The end result was Chess Academix, an initiative that started as a tutoring program for “at-risk” children and has since evolved into a business that Caston is expanding nationwide.
Caston has created an 1,100-page curriculum for his program. In it, he relates the pieces on the chessboard to various elements of society.
The rook represents the home. The bishop represents spirituality. The knight represents law enforcement. The pawns represent the common people.
Though valued at only one point each, pawns are important, Caston says, because they help defend more valuable pieces and, once they reach the last row of an opponent’s territory, can become more valuable themselves.
Similarly, Caston tells the children, they can become more powerful in life if they reach their goals.
Caston also teaches the children how to play “inverted chess,” a version in which the board is rotated so that a black corner square is at the player’s right hand and the black pieces are on the offensive. It’s part of a kind of racial awareness that heightened in Caston’s mind when he found himself playing against a student who did not want to use the white pieces.

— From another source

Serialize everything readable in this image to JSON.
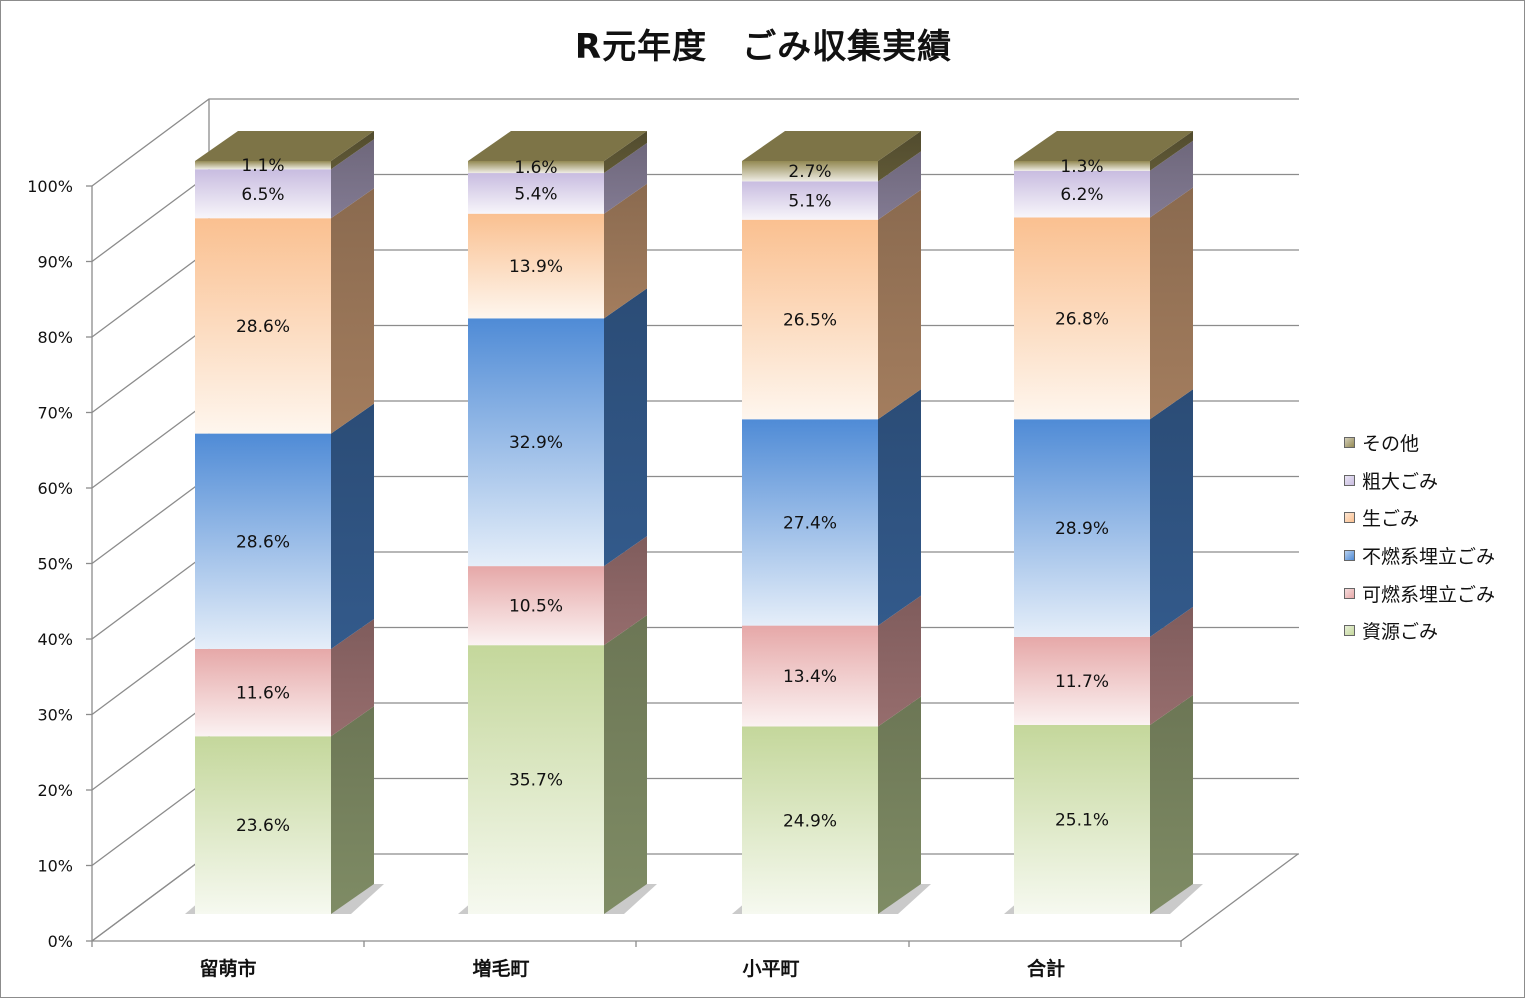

“There are advantages to being white,” Caston says he told the student, not realizing the double meaning the words seemed to hold until he spoke them.
“When I said that, it just resonated in my mind. This kid said, ‘I don’t care. I just don’t want to be white.’”
Through inverted chess, black moves first, essentially putting the black pieces in the same position that the white pieces usually are without altering the dynamics of the game.
In many ways, Caston and his comrades are doing the same thing for black youths. They are grooming them to become masters of their own destinies so that when these children grow up and go out into the world, they’ll be in a better position to succeed at the game of life.